FOR IMMEDIATE RELEASE : Monday, May 21, 2012
CONTACT: Sara Rabern, (605) 773-3215
AG Jackley Joins State Attorneys General Request to US AG Eric Holder to Address Lethal Injection Federal Policy
PIERRE, S.D. – South Dakota Attorney General Marty Jackley has today joined 14 other State Attorneys General in requesting United States Attorney General Eric Holder to address federal lethal injection policy. The State Attorneys General are requesting that Attorney General Holder review recent federal policy, which may significantly impair the States’ ability to enforce their laws through capital punishment. In today’s correspondence, the Attorneys General emphasize that “at the very core of the States’ police powers are their powers to enact laws to protect their citizens against violent crimes…. Given that the United States itself utilizes lethal injection as a means of executing federal death row inmates, surely you understand the unfortunate position we have been put in by the FDA’s decision to treat the Beaty decision as a nationally-binding precedent.” The Attorneys General emphasized that if federal policy through the FDA does not change then “[w]e as State Attorneys General will be forced to take action to ensure execution by lethal injection remains a viable option.” Attorney General Jackley stated “I remain hopeful that federal authorities will work with State Attorneys General to alleviate any concerns and to assist State Attorneys General with enforcement of state criminal laws.” There are presently 34 states that permit use of the death penalty for the most serious offenses.

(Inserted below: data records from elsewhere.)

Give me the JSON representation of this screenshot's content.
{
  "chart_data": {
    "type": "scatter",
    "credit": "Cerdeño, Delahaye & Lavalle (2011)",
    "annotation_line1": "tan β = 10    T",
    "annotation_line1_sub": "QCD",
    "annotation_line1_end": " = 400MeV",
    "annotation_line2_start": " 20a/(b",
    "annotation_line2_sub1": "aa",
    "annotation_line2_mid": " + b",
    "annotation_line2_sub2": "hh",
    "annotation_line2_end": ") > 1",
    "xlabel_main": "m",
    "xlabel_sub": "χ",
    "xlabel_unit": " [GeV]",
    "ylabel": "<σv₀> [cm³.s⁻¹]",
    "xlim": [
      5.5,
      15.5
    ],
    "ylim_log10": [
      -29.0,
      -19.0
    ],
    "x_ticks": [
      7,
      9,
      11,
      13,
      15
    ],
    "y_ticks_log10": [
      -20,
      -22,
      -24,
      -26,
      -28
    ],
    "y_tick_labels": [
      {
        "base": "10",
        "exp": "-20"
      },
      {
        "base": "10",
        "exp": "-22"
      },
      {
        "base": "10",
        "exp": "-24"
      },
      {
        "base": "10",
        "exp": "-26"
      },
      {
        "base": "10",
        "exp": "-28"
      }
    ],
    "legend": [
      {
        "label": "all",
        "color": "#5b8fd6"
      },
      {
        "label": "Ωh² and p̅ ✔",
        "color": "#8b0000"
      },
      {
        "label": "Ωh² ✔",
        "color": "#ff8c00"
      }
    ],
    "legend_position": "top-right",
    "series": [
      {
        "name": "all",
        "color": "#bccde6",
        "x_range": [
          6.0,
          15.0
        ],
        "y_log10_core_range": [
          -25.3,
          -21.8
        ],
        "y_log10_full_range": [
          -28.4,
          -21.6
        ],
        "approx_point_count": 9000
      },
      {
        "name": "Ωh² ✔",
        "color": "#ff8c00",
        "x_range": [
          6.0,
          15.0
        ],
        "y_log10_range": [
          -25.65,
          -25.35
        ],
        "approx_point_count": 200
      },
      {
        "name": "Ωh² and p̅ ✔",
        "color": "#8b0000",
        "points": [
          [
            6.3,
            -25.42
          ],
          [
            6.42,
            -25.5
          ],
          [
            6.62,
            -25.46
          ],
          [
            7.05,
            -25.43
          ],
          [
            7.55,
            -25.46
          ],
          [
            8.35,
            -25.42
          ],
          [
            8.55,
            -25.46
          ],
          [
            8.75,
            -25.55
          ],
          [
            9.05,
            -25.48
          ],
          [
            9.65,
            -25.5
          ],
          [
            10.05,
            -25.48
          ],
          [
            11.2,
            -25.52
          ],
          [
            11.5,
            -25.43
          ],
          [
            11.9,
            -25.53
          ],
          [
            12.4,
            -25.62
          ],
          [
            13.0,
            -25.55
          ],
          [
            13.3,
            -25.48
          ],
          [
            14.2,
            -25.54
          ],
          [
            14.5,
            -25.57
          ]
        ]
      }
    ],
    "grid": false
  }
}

History Prospective of Federal Agency Concerns over Lethal Injection
On September 23, 2011, the DEA advised the South Dakota Department of Corrections that its supply of lethal injection substance could not be used. On October 5, 2011, Attorney General Jackley advised the DEA that the lethal injection substances were properly cleared by federal authorities through customs, and that the substances had independently tested positive for meeting the U.S. Pharmacopeia’s standards for safety and efficacy. The DEA was reminded that its responsibilities do not include the prevention of a state’s performance of legally imposed death sentences. Attorney General Jackley concluded by accepting the DEA’s offer to work “to promptly come to an appropriate resolution.”
To date, the DEA has not forwarded any further concerns associated with the state of South Dakota’s supply of sodium thiopental.
On April 6, 2012, the Food and Drug Administration (FDA) advised the state of South Dakota “to make arrangements for the return to the FDA of any foreign-manufactured thiopental in [its] possession.” On April 17, 2012, Attorney General Jackley informed the FDA that the lethal injection substances were properly cleared by federal authorities through customs, and that the substances have independently tested positive for meeting the U.S. Pharmacopeia’s standards for safety and efficacy. The FDA was reminded of its own stated position that drugs “used for the purpose of state-authorized lethal injection clearly fall outside of FDA’s explicit public health role.” The FDA was further reminded of the American Society of Anesthesiologists’ concern that death penalty abolitionists have attacked the sodium thiopental supply chain “to the point that the safety of American patients is now in jeopardy.”
Attorney General Jackley’s letter went on to inform the FDA that two South Dakota juries have served a death sentence on Donald Eugene Moeller who raped, sodomized, and stabbed to death a nine year old little girl 22 years ago. “Twenty-two years for a victim’s family to await justice is disturbing, particularly in light of Congress’s clear direction to the Department of Justice in the 2006 AEDPA amendments to establish the rules for the state death penalty certification procedures, a responsibility that appears to have gone unfulfilled.” As with the DEA, Attorney General Jackley concluded by offering to work with the FDA to promptly come to an appropriate resolution.